Saturday, February 5, 2011

Not your ordinary preacher..

I find myself now-a-days talking more about religion than anything else. Out at bars, out at house parties, even outside of gas stations. I don't go to do this. It has lately just happen to be the conversations I get roped into. For example, walking into a gas station, I saw an employee talking about religion while smoking a cigarette. I didn't pry. I walked in and pre-paid some gas. Upon leaving, the employee asked me into the conversation, "what do you think?"
 

I'm not going to lie and say I jumped to the occasion. To be frank, I was quite tired and a little irritated at the moment since I had just paid an exorbitant amount for a tank of gas. But then here was the hook: the employee admitted that A. he was a Southern Baptist preacher, B. he cooked Bar-B-Que for the gas station for fun, and finally C. he gave out free food to those who were hungry.
 
 Dancing toe-to-toe with a Southern Fundamentalist preacher has always been an interesting conversation in my experience. Also, the fact that he practiced giving food to those who needed it sparked a light with me. So, I entered the conversation. I should have known his talking abilities (especially how long he could talk) would be great and powerful, but I joined the conversation anyway. He was chatting with the clerk of the gas station outside the gas station in the freezing cold and arguing his point about giving free food to those who were hungry. When he started talking about being touched by the Holy Spirit, I spoke up about the trinity: God the Father, God the Son and God the Holy Spirit. I felt confident that he saw the trinity otherwise, but he surprised me in saying, "exactly." Never had I ever had a point about theology line up with a Fundamentalist Southern Baptist. Always the joke amongst other denominations was that they were the backward ones. We kept talking and kept on agreeing on other things. I felt sure that eventually we were going to argue.

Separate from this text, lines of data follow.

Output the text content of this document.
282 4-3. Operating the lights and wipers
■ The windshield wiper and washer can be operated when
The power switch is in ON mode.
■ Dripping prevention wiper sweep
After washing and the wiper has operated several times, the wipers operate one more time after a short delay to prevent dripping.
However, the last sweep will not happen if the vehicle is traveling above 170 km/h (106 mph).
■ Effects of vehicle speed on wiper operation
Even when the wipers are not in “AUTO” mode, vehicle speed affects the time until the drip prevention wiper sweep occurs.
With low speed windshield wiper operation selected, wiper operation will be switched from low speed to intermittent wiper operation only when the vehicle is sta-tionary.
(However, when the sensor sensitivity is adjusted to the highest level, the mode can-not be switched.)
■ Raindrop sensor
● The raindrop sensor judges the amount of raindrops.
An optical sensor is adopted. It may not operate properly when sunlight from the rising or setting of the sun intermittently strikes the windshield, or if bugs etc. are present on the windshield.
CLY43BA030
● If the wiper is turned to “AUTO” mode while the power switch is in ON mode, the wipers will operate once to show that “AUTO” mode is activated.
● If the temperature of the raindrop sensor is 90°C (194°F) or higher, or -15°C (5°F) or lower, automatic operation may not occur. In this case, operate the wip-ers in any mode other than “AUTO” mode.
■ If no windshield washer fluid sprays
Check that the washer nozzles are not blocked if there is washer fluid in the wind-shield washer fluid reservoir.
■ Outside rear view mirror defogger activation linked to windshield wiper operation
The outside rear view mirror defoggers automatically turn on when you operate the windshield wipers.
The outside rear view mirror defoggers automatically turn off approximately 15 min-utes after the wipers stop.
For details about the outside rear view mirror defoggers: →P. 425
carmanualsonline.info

 I brought up a topic that I thought I knew he would disagree with: the validity of other religions. Once again, I was wrong. He brought up the Old Testament and the declaration that God says that he is the Great "I am" when asked who he was. He brought up that God can have many names. He even said that Judaism, Islam and Buddhism and Hinduism all call upon Gods, but that God himself has admitted that he has many names. I was quite honestly, impressed and blown away by this declaration. I've always thought of Southern Baptists as extremists of hate. But, I was wrong.

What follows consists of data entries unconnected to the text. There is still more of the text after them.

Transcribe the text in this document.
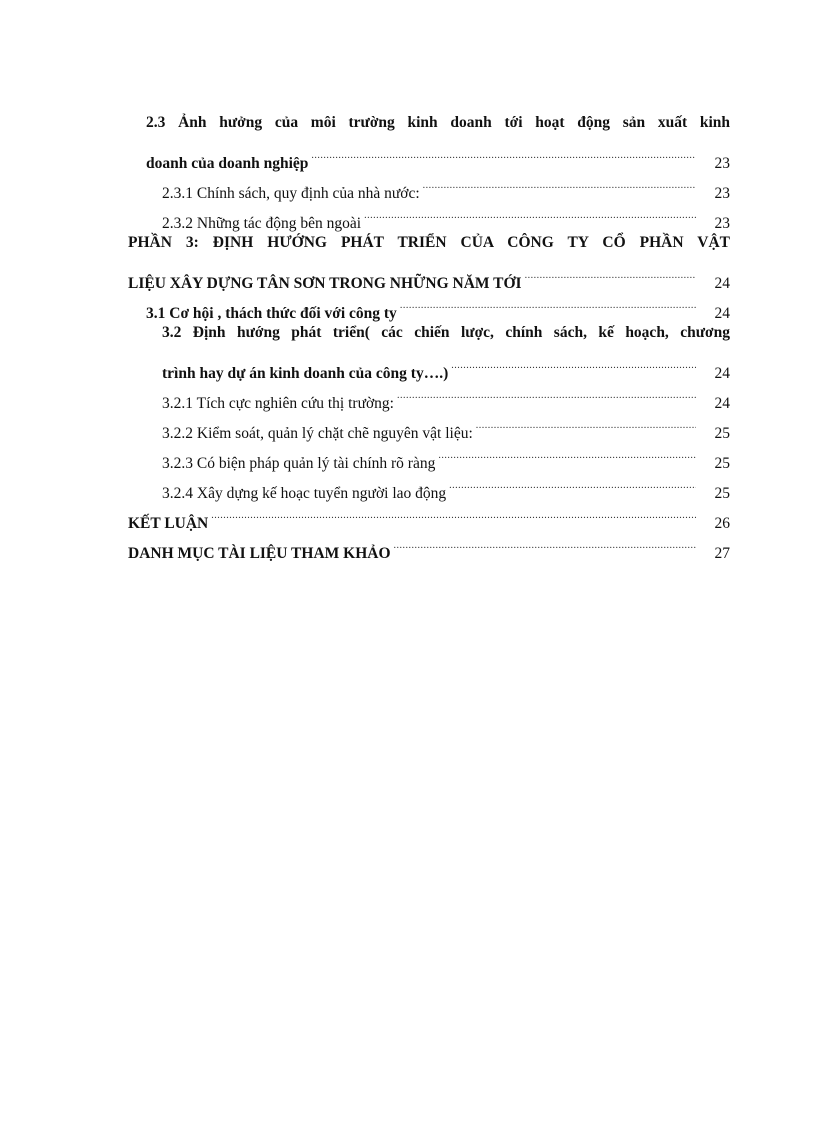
2.3 Ảnh hưởng của môi trường kinh doanh tới hoạt động sản xuất kinh
doanh của doanh nghiệp .....	23
2.3.1 Chính sách, quy định của nhà nước: .....	23
2.3.2 Những tác động bên ngoài .....	23
PHẦN 3: ĐỊNH HƯỚNG PHÁT TRIỂN CỦA CÔNG TY CỔ PHẦN VẬT
LIỆU XÂY DỰNG TÂN SƠN TRONG NHỮNG NĂM TỚI .....	24
3.1 Cơ hội , thách thức đối với công ty .....	24
3.2 Định hướng phát triển( các chiến lược, chính sách, kế hoạch, chương
trình hay dự án kinh doanh của công ty….) .....	24
3.2.1 Tích cực nghiên cứu thị trường: .....	24
3.2.2 Kiểm soát, quản lý chặt chẽ nguyên vật liệu: .....	25
3.2.3 Có biện pháp quản lý tài chính rõ ràng .....	25
3.2.4 Xây dựng kế hoạc tuyển người lao động .....	25
KẾT LUẬN .....	26
DANH MỤC TÀI LIỆU THAM KHẢO .....	27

 I complemented him on the way he expressed his theology and faith and he told me that he had long experience with "spreading the good news" on the street corners in Chicago. I thought of all the cold days he did this. I thought of all the people who snuffed at his futile attempts. I thought of all the bitterness and disgust he would see from even people who considered themselves Christians but disagreed on the way some practice evangelism.

 I have to admit, I snuffed at the word evangelism for a long while because I equated it with "Bible Beating." But lately, since I have found myself talking about religion more than anything else, I have even come to think of myself as an evangelist, albeit a reluctant one. My friends frequently say, "you're the most religious person I know." Even an atheist friend of mine, one of my dearest friends in Oxford, said to me one night when I was particularly bitter about the Church, "don't you dare give up your faith." Is that an omen, a God thump that keeps coming back to haunt me? Another friend drunkenly admitted to me that I might be the only person in the world who could talk to her about religion and convert her, because I didn't pity her ideas about Christianity. I didn't see her ideas about faith as a hindrance, a blind soul who needs the light of Christianity. And I don't. I see her, and other friends, as confused and hurt and doubting as I am.

 A priest in my tradition is one who stays stationary, serving a particular church and a particular community. Maybe, for right now, I'm meant to be nomadic in preaching when people provoke me into religion. Maybe it's these conversations that are happening more and more the only way I've been able to keep my faith and not be entirely and completely cynical about the church. I don't need a collar to be priestly, I don't need an ordination to serve communities. I don't need vestments to show a symbol of what the church could mean. I just need conversations. I just need to be honest with my friends who, for some reason, seek me out when they feel that organized religion is old and flawed. Is this my calling? I don't know, but I think it's my calling for right now. And that is what matters.